ECLI:NL:RBMNE:2020:2530

Rechtbank Midden-Nederland

Datum uitspraak
1 juli 2020
Publicatiedatum
3 juli 2020
Zaaknummer
AWB - 19 _ 4213
Instantie
Rechtbank Midden-Nederland
Type
Uitspraak
Procedures
  • Eerste aanleg - enkelvoudig
Vindplaatsen
  • Rechtspraak.nl
AI samenvatting door LexboostAutomatisch gegenereerd

Afwijzing bijstandsuitkering op grond van de Participatiewet wegens gebrek aan bewijsstukken

In deze zaak heeft de Rechtbank Midden-Nederland op 1 juli 2020 uitspraak gedaan in een geschil tussen een eiser en het college van burgemeester en wethouders van de gemeente Amersfoort. De eiser had een aanvraag ingediend voor een bijstandsuitkering op grond van de Participatiewet (Pw), maar deze aanvraag werd op 27 mei 2019 door verweerder afgewezen. De rechtbank heeft vastgesteld dat de eiser geen bewijsstukken heeft overgelegd die zijn bijstandsbehoefte konden onderbouwen. Dit leidde tot de conclusie dat de aanvraag om bijstand niet kon worden vastgesteld.

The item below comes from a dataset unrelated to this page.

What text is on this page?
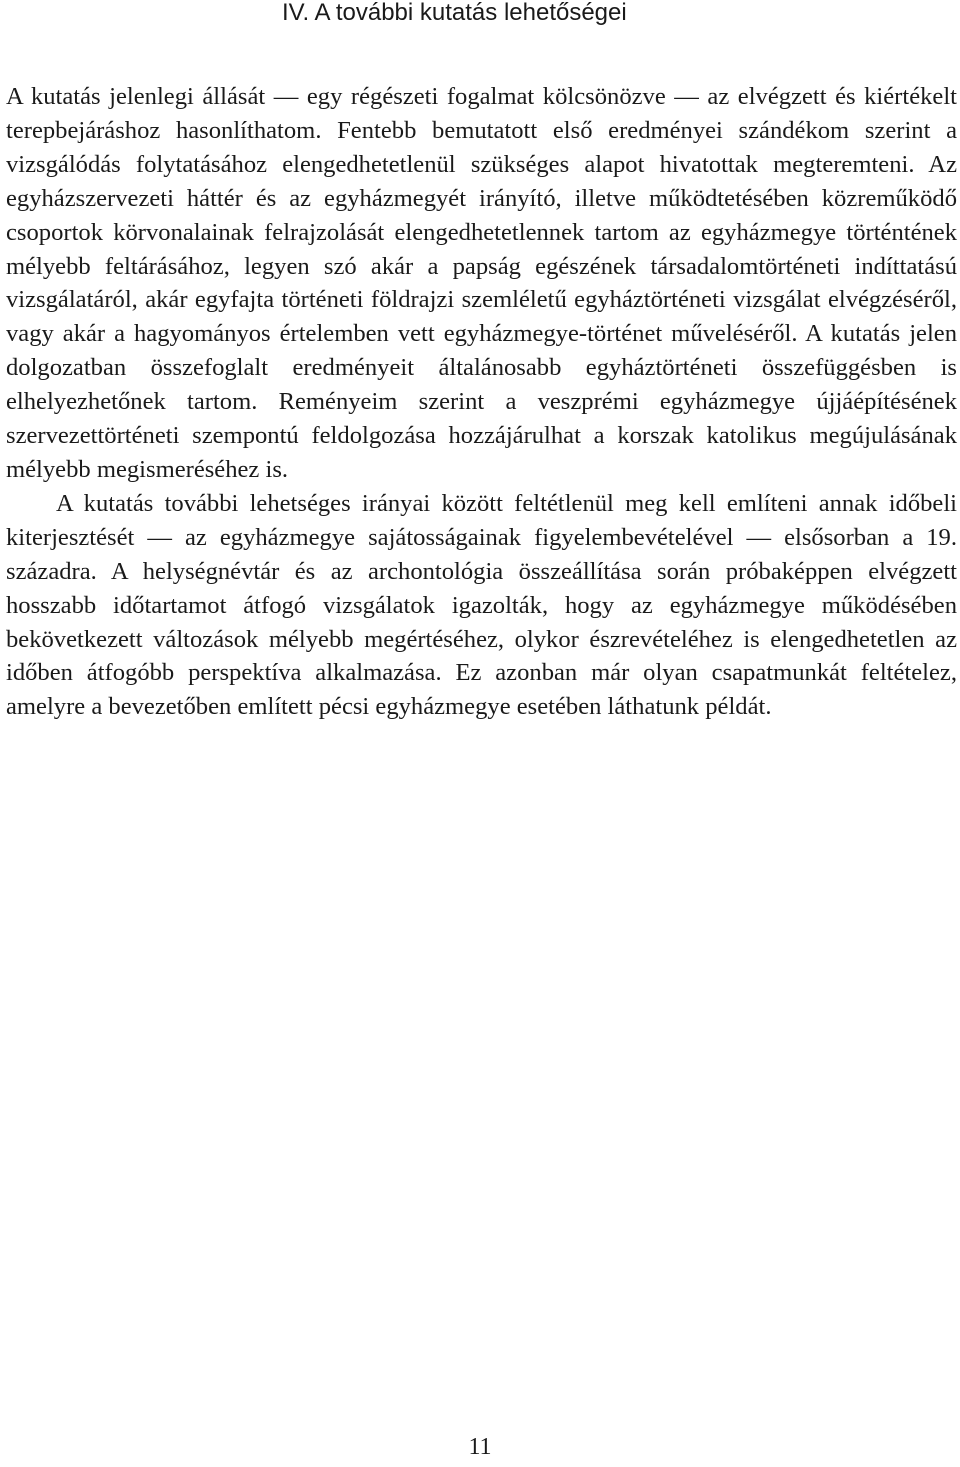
IV. A további kutatás lehetőségei

A kutatás jelenlegi állását — egy régészeti fogalmat kölcsönözve — az elvégzett és kiértékelt terepbejáráshoz hasonlíthatom. Fentebb bemutatott első eredményei szándékom szerint a vizsgálódás folytatásához elengedhetetlenül szükséges alapot hivatottak megteremteni. Az egyházszervezeti háttér és az egyházmegyét irányító, illetve működtetésében közreműködő csoportok körvonalainak felrajzolását elengedhetetlennek tartom az egyházmegye történtének mélyebb feltárásához, legyen szó akár a papság egészének társadalomtörténeti indíttatású vizsgálatáról, akár egyfajta történeti földrajzi szemléletű egyháztörténeti vizsgálat elvégzéséről, vagy akár a hagyományos értelemben vett egyházmegye-történet műveléséről. A kutatás jelen dolgozatban összefoglalt eredményeit általánosabb egyháztörténeti összefüggésben is elhelyezhetőnek tartom. Reményeim szerint a veszprémi egyházmegye újjáépítésének szervezettörténeti szempontú feldolgozása hozzájárulhat a korszak katolikus megújulásának mélyebb megismeréséhez is.

A kutatás további lehetséges irányai között feltétlenül meg kell említeni annak időbeli kiterjesztését — az egyházmegye sajátosságainak figyelembevételével — elsősorban a 19. századra. A helységnévtár és az archontológia összeállítása során próbaképpen elvégzett hosszabb időtartamot átfogó vizsgálatok igazolták, hogy az egyházmegye működésében bekövetkezett változások mélyebb megértéséhez, olykor észrevételéhez is elengedhetetlen az időben átfogóbb perspektíva alkalmazása. Ez azonban már olyan csapatmunkát feltételez, amelyre a bevezetőben említett pécsi egyházmegye esetében láthatunk példát.

11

De rechtbank heeft het procesverloop uiteengezet, waarin de eiser zijn bezwaar tegen het afwijzingsbesluit had ingediend, maar dit werd ongegrond verklaard. De rechtbank heeft partijen geïnformeerd over de mogelijkheid om de zaak buiten zitting af te doen, maar geen van de partijen heeft hierop gereageerd. De rechtbank heeft vervolgens het onderzoek gesloten op 28 mei 2020.

In de overwegingen van de rechtbank werd benadrukt dat de bewijslast voor de bijstandsbehoefte bij de aanvrager ligt. De eiser had niet aangetoond dat hij in bijstandsbehoeftige omstandigheden verkeerde, en de rechtbank oordeelde dat de verweerder terecht had gesteld dat het recht op bijstand niet kon worden vastgesteld zonder de benodigde bewijsstukken. De rechtbank volgde de eiser niet in zijn argumenten dat de verweerder het recht op bijstand had kunnen vaststellen op basis van andere informatie.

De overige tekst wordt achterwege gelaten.